昨夜は親友である健太郎の自宅に招かれて、札幌一と評判の高い寿司をご馳走になる。久しぶりに食べる大好物の寿司が舌の上でとろけた。
健太郎との運命の出会いの場所はベカンベウシ川だった。川の神に導かれた、としかいいようがない。当時の彼は大学院でベカンベウシ川に生息するイトウの研究をしていた。フィールド調査では、誰もカヌーなどすることがない倒木だらけの中流と上流にカヌーを浮かべて、イトウに埋め込んだ発信器を追っていた。僕は僕で原始の川を求めて、誰もカヌーなどすることのないこの川に、やはりカヌーを浮かべていた。そんな二人が出くわしたのだ。意気投合しないわけがない。
二人ともなにか世間とは少し異なる世界を生きていて、大陸を離れそれぞれ別の海を航海していたが、久しぶりに同じ港に船を停泊させ、今まで見てきた海や島の話を熱く語り合った。昨夜はそんな表現があっていたように思う。
森の中は静かだ。
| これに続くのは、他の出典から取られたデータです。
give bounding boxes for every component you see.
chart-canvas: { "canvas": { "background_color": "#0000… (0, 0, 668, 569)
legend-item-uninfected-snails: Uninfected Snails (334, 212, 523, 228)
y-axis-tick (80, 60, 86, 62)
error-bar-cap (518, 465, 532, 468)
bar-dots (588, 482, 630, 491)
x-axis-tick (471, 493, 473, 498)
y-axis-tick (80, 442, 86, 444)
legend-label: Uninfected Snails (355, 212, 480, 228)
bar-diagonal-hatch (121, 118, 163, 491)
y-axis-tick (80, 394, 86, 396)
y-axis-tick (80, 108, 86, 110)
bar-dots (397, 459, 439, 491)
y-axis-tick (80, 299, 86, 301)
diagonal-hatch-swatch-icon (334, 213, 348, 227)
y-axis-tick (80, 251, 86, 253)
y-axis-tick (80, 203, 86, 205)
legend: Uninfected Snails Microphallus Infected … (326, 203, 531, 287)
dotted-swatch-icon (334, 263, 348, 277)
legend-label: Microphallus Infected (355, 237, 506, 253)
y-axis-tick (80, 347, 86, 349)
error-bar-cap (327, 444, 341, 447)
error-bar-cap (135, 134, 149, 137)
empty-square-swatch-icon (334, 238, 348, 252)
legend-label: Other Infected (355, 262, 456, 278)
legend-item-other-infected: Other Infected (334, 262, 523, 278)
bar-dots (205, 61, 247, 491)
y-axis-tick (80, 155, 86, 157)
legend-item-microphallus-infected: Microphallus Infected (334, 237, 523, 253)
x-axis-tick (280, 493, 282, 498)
ときたま動物が枯れ枝を折る音が響くだけである。とても明日になれば台風の強風が吹き荒れるなどとは思えない。
昔の人は、目を持ち渦を巻く風の固まりが熱帯地方で発生し日本へと北上してきたことなど、知る由もない。何かの理由で空が突然お怒りになり牙をむいた、と思うしかなかったに違いない。いつなんどきお怒りになるか分からぬので、常に自然に深く耳を傾け、注意深く観察していたことだろう。
そう、この世は生き生きとした味のある世界なのだ。